The feared tyrant had been branded Father of his Country but sent ripples of anger and jealousy by the Roman senate.
Who was Julius Caesar?
Julius Caesar was a politician innate in 100 BC, who served as ubiquitous of the Roman Republic between 60 and 68 BC.
Under his rule, the sovereignty cowed the whole of complicated France and Belgium.
Despite two catastrophic attempts at invading Britain, in 55BC and again in 54BC, Caesar returned to Italy a hero, having crushed Gallic forces opposite Europe in the Gallic wars.
After defeating Republican forces in the indirect polite war, Caesar took control of the Empire as a dictator.
He used his energy to lift out much-needed reform, relieving debt, swelling the senate, building the Forum Iulium and reworking the calendar.
Caesar’s aspiration and audacity eventually led to his downfall, when a organisation of Republican senators assassinated him in 44 BC.
On 1 Jan 42 BC, Caesar became the first chronological Roman to be deified, when he was posthumously postulated the pretension ‘the boundless Julius’.
Why did he invade Britain?
During the Gallic Wars, Caesar invaded Britain twice in 55 and 54 BC wanting to make it partial of the Roman empire.
His first advance was catastrophic and the Romans gained little else besides a beachhead on the seashore of Kent before retreating.
He returned the next year with 30,000 soldiers and prisoner a Celtic hill-fort before retreating again – determining Britain wasn’t worth a prolonged war.
Was he married to Cleopatra?
While marry to Calpurnia, who he stayed married to for the residue of his wife, Caesar had several mistresses.

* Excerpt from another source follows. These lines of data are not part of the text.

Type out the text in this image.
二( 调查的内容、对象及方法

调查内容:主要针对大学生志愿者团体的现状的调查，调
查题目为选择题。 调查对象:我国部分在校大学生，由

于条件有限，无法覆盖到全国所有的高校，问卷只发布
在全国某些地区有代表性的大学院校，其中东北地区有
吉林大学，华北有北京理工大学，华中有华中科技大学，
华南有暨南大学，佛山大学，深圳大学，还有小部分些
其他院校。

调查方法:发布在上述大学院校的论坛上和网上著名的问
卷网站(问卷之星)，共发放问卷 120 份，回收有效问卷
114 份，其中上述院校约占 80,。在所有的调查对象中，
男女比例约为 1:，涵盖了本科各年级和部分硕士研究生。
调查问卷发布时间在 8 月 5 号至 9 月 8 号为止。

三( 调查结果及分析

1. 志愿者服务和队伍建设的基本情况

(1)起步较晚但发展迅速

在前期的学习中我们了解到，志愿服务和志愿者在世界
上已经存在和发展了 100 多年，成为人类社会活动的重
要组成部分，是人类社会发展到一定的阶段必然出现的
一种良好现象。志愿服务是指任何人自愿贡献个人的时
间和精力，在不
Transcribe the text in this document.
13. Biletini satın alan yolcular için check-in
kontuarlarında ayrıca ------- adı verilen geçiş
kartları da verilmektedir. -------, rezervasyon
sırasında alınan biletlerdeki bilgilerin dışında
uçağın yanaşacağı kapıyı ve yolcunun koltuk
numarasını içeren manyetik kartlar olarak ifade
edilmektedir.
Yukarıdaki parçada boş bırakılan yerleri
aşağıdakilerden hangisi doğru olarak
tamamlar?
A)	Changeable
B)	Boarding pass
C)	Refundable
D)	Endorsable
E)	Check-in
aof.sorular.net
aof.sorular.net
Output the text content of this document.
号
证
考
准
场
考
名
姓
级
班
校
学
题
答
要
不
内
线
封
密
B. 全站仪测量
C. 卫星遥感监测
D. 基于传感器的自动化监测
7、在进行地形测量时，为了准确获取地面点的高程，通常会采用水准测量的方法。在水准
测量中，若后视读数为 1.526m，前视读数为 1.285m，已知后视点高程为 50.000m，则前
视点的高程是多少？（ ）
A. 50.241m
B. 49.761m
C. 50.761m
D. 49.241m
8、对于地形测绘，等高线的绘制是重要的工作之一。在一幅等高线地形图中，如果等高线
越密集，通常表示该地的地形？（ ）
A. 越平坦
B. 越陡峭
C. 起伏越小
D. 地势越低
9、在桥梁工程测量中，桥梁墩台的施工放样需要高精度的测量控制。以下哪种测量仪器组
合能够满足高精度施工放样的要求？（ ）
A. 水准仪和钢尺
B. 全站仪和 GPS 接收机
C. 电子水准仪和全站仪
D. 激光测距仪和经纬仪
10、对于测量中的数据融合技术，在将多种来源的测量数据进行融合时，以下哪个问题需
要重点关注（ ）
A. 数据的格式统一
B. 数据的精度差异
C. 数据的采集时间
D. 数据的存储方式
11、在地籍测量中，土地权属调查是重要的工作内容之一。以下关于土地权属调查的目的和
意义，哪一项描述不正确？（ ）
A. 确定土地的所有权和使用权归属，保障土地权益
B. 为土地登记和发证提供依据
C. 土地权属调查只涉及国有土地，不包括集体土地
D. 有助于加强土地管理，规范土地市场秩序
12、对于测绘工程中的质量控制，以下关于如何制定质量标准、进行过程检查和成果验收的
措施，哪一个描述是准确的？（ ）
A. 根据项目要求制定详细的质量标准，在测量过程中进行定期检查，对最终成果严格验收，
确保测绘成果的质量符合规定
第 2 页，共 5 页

One of these was Cleopatra VII, the black of Egypt, with whom he had a son, Caesarion.
Cleopatra was pleasing and Caesar fell for her – abandoning his plans to apparatus Egypt and instead subsidy Cleopatra’s explain to the throne.
The span never married but she followed him to Rome, returning to Egypt after his death in 44 BC.
Why was Julius Caesar killed?
His assassination on March 15, 44BC is one of the many scandalous events in history.
Cassius Longinus started the tract against the tyrant – getting his brother-in-law Marcus Brutus to join.
But as he entered the gymnasium at the Senate at Teatro di Pompeo, Caesar was surrounded by senators holding daggers.
Servilius Casca struck the first blow before other senators assimilated in.
As Brutus knifed Caesar in the groin, the tyrant is pronounced to remarked: “You too, my child?”
Caesar suffered 23 gash wounds but only one of them was fatal.
Thanks to the Shakespeare play, the sheer warning of the soothsayer: “Beware the ides of March,” means that people always remember Mar 15.